In a basic charade clue the solver will have to seek synonyms of the words within the wordplay and put them together to form the answer word.
Charades can become more advance by adding abbreviations into the mix and putting the wordplay in the wrong order and then giving a POSITIONAL INDICATOR that instructs the solver to put things into the right order.
Charades can also form COMBINATION CLUES (see later section).

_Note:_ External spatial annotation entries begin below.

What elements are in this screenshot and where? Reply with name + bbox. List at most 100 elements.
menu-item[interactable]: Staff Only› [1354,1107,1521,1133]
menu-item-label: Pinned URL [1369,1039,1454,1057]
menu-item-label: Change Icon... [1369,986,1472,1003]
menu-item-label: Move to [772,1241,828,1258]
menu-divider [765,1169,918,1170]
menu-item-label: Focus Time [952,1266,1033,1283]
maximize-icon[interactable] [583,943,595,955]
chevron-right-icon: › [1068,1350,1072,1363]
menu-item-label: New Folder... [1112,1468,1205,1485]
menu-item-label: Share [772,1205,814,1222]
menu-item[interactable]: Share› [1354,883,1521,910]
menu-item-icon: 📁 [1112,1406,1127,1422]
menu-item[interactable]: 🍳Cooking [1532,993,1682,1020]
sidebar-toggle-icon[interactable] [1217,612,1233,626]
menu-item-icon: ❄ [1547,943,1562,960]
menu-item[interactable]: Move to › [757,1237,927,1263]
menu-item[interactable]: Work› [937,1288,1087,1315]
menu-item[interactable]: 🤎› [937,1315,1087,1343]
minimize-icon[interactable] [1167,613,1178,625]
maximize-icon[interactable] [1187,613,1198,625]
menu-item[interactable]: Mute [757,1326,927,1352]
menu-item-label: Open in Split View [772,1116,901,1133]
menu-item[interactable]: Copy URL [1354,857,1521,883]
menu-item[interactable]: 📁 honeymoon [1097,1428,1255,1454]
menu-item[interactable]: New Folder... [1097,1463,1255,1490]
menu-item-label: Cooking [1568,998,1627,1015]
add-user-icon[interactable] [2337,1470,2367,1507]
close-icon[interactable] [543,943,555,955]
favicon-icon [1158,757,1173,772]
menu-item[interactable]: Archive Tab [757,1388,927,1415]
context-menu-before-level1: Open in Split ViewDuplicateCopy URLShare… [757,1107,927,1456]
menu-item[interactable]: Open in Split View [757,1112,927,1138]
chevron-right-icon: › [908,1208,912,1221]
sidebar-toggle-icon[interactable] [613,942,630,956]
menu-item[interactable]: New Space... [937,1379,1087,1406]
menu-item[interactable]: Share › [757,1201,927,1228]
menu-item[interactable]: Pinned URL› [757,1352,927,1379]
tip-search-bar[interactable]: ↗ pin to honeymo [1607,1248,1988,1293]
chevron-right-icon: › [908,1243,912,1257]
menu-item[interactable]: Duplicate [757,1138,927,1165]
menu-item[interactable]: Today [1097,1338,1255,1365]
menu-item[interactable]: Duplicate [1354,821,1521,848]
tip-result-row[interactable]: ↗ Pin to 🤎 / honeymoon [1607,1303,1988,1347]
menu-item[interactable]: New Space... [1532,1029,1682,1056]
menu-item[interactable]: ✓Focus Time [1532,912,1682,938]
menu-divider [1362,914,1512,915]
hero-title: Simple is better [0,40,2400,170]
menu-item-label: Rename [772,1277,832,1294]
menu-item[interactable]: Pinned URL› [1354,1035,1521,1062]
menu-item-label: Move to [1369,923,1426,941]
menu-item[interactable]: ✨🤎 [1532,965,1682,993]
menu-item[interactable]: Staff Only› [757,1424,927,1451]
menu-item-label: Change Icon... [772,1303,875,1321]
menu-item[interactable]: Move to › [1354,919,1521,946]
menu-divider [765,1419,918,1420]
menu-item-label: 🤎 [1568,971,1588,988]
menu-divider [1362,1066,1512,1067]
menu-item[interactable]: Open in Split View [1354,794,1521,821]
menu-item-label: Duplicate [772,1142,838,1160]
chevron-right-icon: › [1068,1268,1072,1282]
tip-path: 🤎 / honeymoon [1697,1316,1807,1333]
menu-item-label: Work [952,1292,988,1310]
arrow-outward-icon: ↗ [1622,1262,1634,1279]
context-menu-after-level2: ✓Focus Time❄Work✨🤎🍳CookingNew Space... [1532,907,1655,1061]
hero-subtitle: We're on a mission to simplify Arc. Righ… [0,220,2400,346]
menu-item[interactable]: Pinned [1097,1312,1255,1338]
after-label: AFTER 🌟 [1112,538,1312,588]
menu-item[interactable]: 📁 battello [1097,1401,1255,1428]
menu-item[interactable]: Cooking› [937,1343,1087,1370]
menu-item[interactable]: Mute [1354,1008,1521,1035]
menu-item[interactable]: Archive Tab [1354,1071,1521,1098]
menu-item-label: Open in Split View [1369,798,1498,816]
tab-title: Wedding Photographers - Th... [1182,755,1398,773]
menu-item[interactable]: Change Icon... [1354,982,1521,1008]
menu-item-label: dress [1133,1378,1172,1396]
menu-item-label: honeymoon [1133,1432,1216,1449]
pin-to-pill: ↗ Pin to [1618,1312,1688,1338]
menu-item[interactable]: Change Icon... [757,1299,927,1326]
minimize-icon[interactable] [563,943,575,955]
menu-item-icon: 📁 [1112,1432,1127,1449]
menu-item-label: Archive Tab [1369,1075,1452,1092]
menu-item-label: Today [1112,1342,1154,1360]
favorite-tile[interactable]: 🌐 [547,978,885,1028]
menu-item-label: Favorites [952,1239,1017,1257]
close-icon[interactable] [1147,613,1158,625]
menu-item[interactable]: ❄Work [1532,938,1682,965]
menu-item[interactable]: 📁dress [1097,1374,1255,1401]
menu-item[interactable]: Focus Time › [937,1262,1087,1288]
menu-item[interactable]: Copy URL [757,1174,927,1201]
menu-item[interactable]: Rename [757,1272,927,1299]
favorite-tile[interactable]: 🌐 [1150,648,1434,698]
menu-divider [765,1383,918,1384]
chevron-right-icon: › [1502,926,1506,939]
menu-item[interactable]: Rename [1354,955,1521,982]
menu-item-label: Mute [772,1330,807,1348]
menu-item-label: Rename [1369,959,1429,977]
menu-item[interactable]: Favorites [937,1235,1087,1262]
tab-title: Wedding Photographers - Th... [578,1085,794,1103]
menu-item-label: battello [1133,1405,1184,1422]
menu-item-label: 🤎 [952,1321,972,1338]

These are the most complex clue type as they include several different clue types in one clue to help get to the answer word.
NOTE: The charade clue type is a staple of the cryptic crossword and the idea of putting words together to make other words is at the heart of most cryptic crossword clues.
Let's break down a few clues to see charades work:
Humiliation in an American cellar (9)
humiliation - definition
in - link work (definition found in wordplay)
an - A (an & a are synonyms in crosswordland)
american cellar - BASEMENT (the American word for cellar)
Here is an example using a first letter indicator:
Go up and bow to cabinet member (5)
go up - definition
and - link (showing equivalency of definition and wordplay)
bow to cabinet - C (the bow - front - of cabinet is the first letter)
member - limb (member is another word for limb)
Sometimes, the parts of the charade are out of order, in this case the setter will provide a POSITIONAL INDICATOR to help get the wordplay to match the the answer word.
Here is an example:
Stick to fish after crab starter (5)
stick to - definition
fish - ling (a fish)
after - positional indicator
crab starter - C (the starter - first letter - of crab is C)
LING + C (when one takes the positional indicator 'after' into account) = (C)(LING)
NOTE: As we have seen, remember that down and across clues can share positional indicators if they are non-horizontal or vertical specific, but indicators that specify a specific spatial position may only be used if they are in the correct clue type (down or across).